On the value of the built environment to attention practices, amid a new stage in the history of information.
The world is filling with ever more kinds of media, in ever more contexts and formats. Glowing rectangles have become part of the scene; screens, large and small, appear everywhere. Physical locations are increasingly tagged and digitally augmented. Sensors, processors, and memory are not found only in chic smart phones but also built into everyday objects. Amid this flood, your attention practices matter more than ever. You might not be able to tune this world out; to do so might just leave media as your only world anyway. So it is worth remembering that underneath all these augmentations and data flows, fixed forms persist, and that to notice them can improve other sensibilities too. In Ambient Commons, Malcolm McCullough explores the workings of attention though a rediscovery of surroundings. Not all that informs has been written and sent; not all attention involves deliberate thought. The intrinsic structure of space–the layout of a studio, for example, or a plaza–becomes part of any mental engagement with it. Without claiming how neuroscience proves “we” think this way or that, this book may help you understand embodied cognition.
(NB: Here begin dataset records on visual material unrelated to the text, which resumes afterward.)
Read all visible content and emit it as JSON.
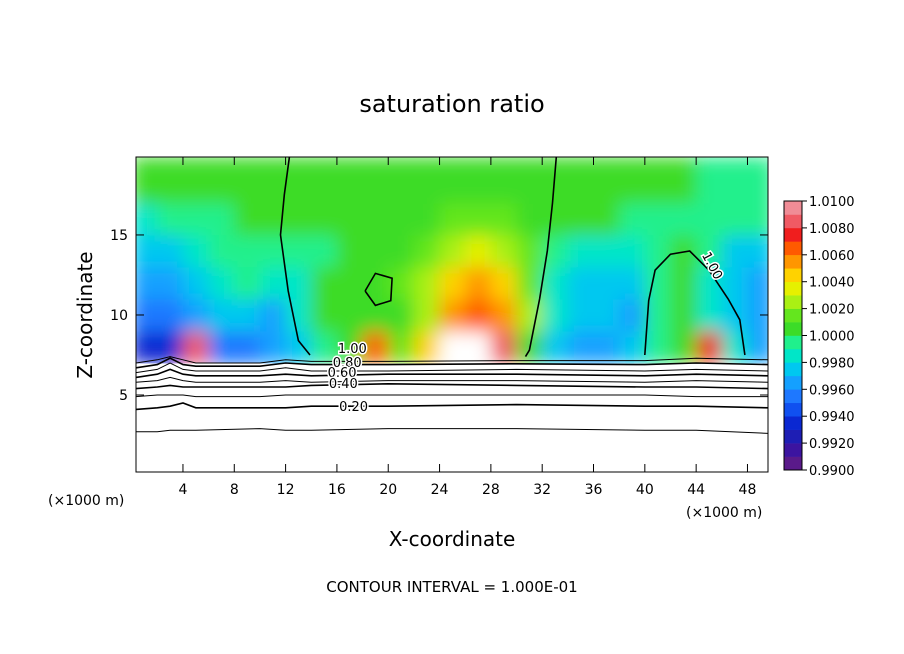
{
  "chart_data": {
    "type": "contour",
    "title": "saturation ratio",
    "x_label": "X-coordinate",
    "y_label": "Z-coordinate",
    "x_units": "(×1000 m)",
    "footer": "CONTOUR INTERVAL = 1.000E-01",
    "xlim": [
      0.34,
      49.6
    ],
    "ylim": [
      0.19,
      19.87
    ],
    "xticks": [
      4,
      8,
      12,
      16,
      20,
      24,
      28,
      32,
      36,
      40,
      44,
      48
    ],
    "yticks": [
      5,
      10,
      15
    ],
    "field": {
      "x": [
        1,
        3,
        5,
        7,
        9,
        11,
        13,
        15,
        17,
        19,
        21,
        23,
        25,
        27,
        29,
        31,
        33,
        35,
        37,
        39,
        41,
        43,
        45,
        47,
        49
      ],
      "y": [
        8,
        10,
        12,
        14,
        16,
        18
      ],
      "values": [
        [
          0.993,
          0.9935,
          1.008,
          0.9955,
          0.995,
          0.996,
          0.997,
          0.9995,
          1.0002,
          1.0068,
          1.0012,
          1.004,
          1.012,
          1.012,
          1.008,
          1.001,
          0.997,
          0.9965,
          0.996,
          0.997,
          0.9998,
          1.0005,
          1.0072,
          0.998,
          0.996
        ],
        [
          0.995,
          0.9952,
          0.9965,
          0.9975,
          0.997,
          0.9965,
          0.998,
          1.0,
          1.0003,
          1.0005,
          1.0008,
          1.003,
          1.0058,
          1.0065,
          1.0055,
          1.002,
          0.998,
          0.9972,
          0.997,
          0.9962,
          0.999,
          1.0002,
          0.9985,
          0.9972,
          0.9965
        ],
        [
          0.9965,
          0.9968,
          0.9978,
          0.9988,
          0.999,
          0.998,
          0.9985,
          1.0002,
          1.0003,
          1.0006,
          1.0012,
          1.0025,
          1.0045,
          1.0052,
          1.004,
          1.0015,
          0.9985,
          0.9978,
          0.9975,
          0.997,
          0.9995,
          1.0008,
          0.998,
          0.997,
          0.9968
        ],
        [
          0.9975,
          0.9978,
          0.9985,
          0.9992,
          0.9995,
          0.9993,
          0.999,
          0.9998,
          1.0003,
          1.0005,
          1.0008,
          1.0015,
          1.0028,
          1.0032,
          1.0025,
          1.0012,
          0.9995,
          0.9988,
          0.9985,
          0.9984,
          0.9995,
          1.0005,
          0.999,
          0.9978,
          0.9975
        ],
        [
          0.9988,
          0.999,
          0.9995,
          0.9998,
          1.0,
          1.0,
          1.0,
          1.0002,
          1.0004,
          1.0005,
          1.0006,
          1.0008,
          1.0012,
          1.0016,
          1.0015,
          1.001,
          1.0006,
          1.0002,
          1.0,
          0.9996,
          0.9992,
          0.9995,
          0.9998,
          0.9995,
          0.999
        ],
        [
          1.0003,
          1.0003,
          1.0004,
          1.0005,
          1.0005,
          1.0005,
          1.0004,
          1.0004,
          1.0004,
          1.0005,
          1.0005,
          1.0006,
          1.0008,
          1.001,
          1.001,
          1.0008,
          1.0006,
          1.0004,
          1.0003,
          1.0002,
          1.0,
          1.0,
          0.9998,
          0.9998,
          0.9998
        ]
      ]
    },
    "contours": [
      {
        "level": 1,
        "label": "1.00",
        "x": [
          12.3,
          11.9,
          11.6,
          12.2,
          13.0,
          13.9
        ],
        "y": [
          19.87,
          17.5,
          15.0,
          11.5,
          8.4,
          7.5
        ]
      },
      {
        "level": 1,
        "x": [
          33.1,
          32.8,
          32.4,
          31.8,
          31.0,
          30.7
        ],
        "y": [
          19.87,
          17.0,
          14.0,
          11.0,
          7.8,
          7.4
        ]
      },
      {
        "level": 1,
        "label": "1.00",
        "x": [
          40.0,
          40.3,
          40.8,
          42.0,
          43.5,
          45.0,
          46.5,
          47.4,
          47.8
        ],
        "y": [
          7.5,
          10.9,
          12.8,
          13.8,
          14.0,
          12.8,
          11.0,
          9.7,
          7.5
        ]
      },
      {
        "level": 1,
        "x": [
          18.2,
          19.0,
          20.3,
          20.2,
          19.0,
          18.2
        ],
        "y": [
          11.5,
          12.6,
          12.3,
          10.9,
          10.6,
          11.5
        ]
      },
      {
        "level": 0.9,
        "x": [
          0.34,
          2,
          3,
          4,
          5,
          10,
          12,
          14,
          20,
          30,
          40,
          44,
          49.6
        ],
        "y": [
          7.0,
          7.2,
          7.4,
          7.2,
          7.0,
          7.0,
          7.2,
          7.1,
          7.1,
          7.15,
          7.15,
          7.3,
          7.2
        ]
      },
      {
        "level": 0.8,
        "label": "0.80",
        "x": [
          0.34,
          2,
          3,
          4,
          5,
          10,
          12,
          14,
          20,
          30,
          40,
          44,
          49.6
        ],
        "y": [
          6.7,
          6.9,
          7.3,
          6.9,
          6.8,
          6.8,
          7.0,
          6.9,
          6.9,
          6.95,
          6.9,
          7.0,
          6.9
        ]
      },
      {
        "level": 0.7,
        "x": [
          0.34,
          2,
          3,
          4,
          5,
          10,
          12,
          14,
          20,
          30,
          40,
          44,
          49.6
        ],
        "y": [
          6.4,
          6.6,
          7.0,
          6.6,
          6.5,
          6.5,
          6.7,
          6.5,
          6.5,
          6.6,
          6.5,
          6.6,
          6.5
        ]
      },
      {
        "level": 0.6,
        "label": "0.60",
        "x": [
          0.34,
          2,
          3,
          4,
          5,
          10,
          12,
          14,
          20,
          30,
          40,
          44,
          49.6
        ],
        "y": [
          6.1,
          6.3,
          6.6,
          6.3,
          6.2,
          6.2,
          6.3,
          6.2,
          6.3,
          6.3,
          6.2,
          6.3,
          6.2
        ]
      },
      {
        "level": 0.5,
        "x": [
          0.34,
          2,
          3,
          4,
          5,
          10,
          12,
          14,
          20,
          30,
          40,
          44,
          49.6
        ],
        "y": [
          5.8,
          5.9,
          6.1,
          5.9,
          5.8,
          5.8,
          5.9,
          5.8,
          5.9,
          5.9,
          5.8,
          5.9,
          5.8
        ]
      },
      {
        "level": 0.4,
        "label": "0.40",
        "x": [
          0.34,
          2,
          3,
          4,
          5,
          10,
          12,
          14,
          20,
          30,
          40,
          44,
          49.6
        ],
        "y": [
          5.4,
          5.5,
          5.6,
          5.5,
          5.5,
          5.5,
          5.5,
          5.6,
          5.7,
          5.6,
          5.5,
          5.5,
          5.4
        ]
      },
      {
        "level": 0.3,
        "x": [
          0.34,
          2,
          3,
          4,
          5,
          10,
          12,
          14,
          20,
          30,
          40,
          44,
          49.6
        ],
        "y": [
          4.9,
          5.0,
          5.0,
          5.0,
          4.9,
          4.9,
          5.0,
          5.0,
          5.0,
          5.0,
          5.0,
          4.9,
          4.9
        ]
      },
      {
        "level": 0.2,
        "label": "0.20",
        "x": [
          0.34,
          2,
          3,
          4,
          5,
          10,
          12,
          14,
          20,
          30,
          40,
          44,
          49.6
        ],
        "y": [
          4.1,
          4.2,
          4.3,
          4.5,
          4.2,
          4.2,
          4.2,
          4.3,
          4.3,
          4.4,
          4.3,
          4.3,
          4.2
        ]
      },
      {
        "level": 0.1,
        "x": [
          0.34,
          2,
          3,
          4,
          5,
          10,
          12,
          14,
          20,
          30,
          40,
          44,
          49.6
        ],
        "y": [
          2.7,
          2.7,
          2.8,
          2.8,
          2.8,
          2.9,
          2.8,
          2.8,
          2.9,
          2.9,
          2.8,
          2.8,
          2.6
        ]
      }
    ],
    "colorbar": {
      "lim": [
        0.99,
        1.01
      ],
      "ticks": [
        {
          "value": 0.99,
          "label": "0.9900"
        },
        {
          "value": 0.992,
          "label": "0.9920"
        },
        {
          "value": 0.994,
          "label": "0.9940"
        },
        {
          "value": 0.996,
          "label": "0.9960"
        },
        {
          "value": 0.998,
          "label": "0.9980"
        },
        {
          "value": 1.0,
          "label": "1.0000"
        },
        {
          "value": 1.002,
          "label": "1.0020"
        },
        {
          "value": 1.004,
          "label": "1.0040"
        },
        {
          "value": 1.006,
          "label": "1.0060"
        },
        {
          "value": 1.008,
          "label": "1.0080"
        },
        {
          "value": 1.01,
          "label": "1.0100"
        }
      ],
      "colors": [
        "#5a1a8a",
        "#3c14a0",
        "#1e1eb4",
        "#0a28d2",
        "#1050f0",
        "#1e78ff",
        "#14a0ff",
        "#00c8f0",
        "#00e6c8",
        "#20f08c",
        "#3cdc28",
        "#64e61e",
        "#aaf014",
        "#e6f000",
        "#ffd200",
        "#ff9600",
        "#ff5a00",
        "#f01e1e",
        "#f05a64",
        "#f08c96"
      ]
    }
  }
}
McCullough describes what he calls the Ambient: an increasing tendency to perceive information superabundance whole, where individual signals matter less, and at least some mediation assumes inhabitable form. He explores how the fixed forms of architecture and the city play a cognitive role in the the flow of ambient information. As a persistently inhabited world, can the Ambient be understood as a shared cultural resource, to be socially curated, voluntarily limited, and self-governed as if a commons? Ambient Commons invites you to look past current obsessions with smart phones to rethink attention itself, to care for more situated, often inescapable forms of information.
Malcolm McCullough is Associate Professor of Architecture at Taubman College, the University of Michigan. He is the author of Abstracting Craft and Digital Ground, both published by the MIT Press.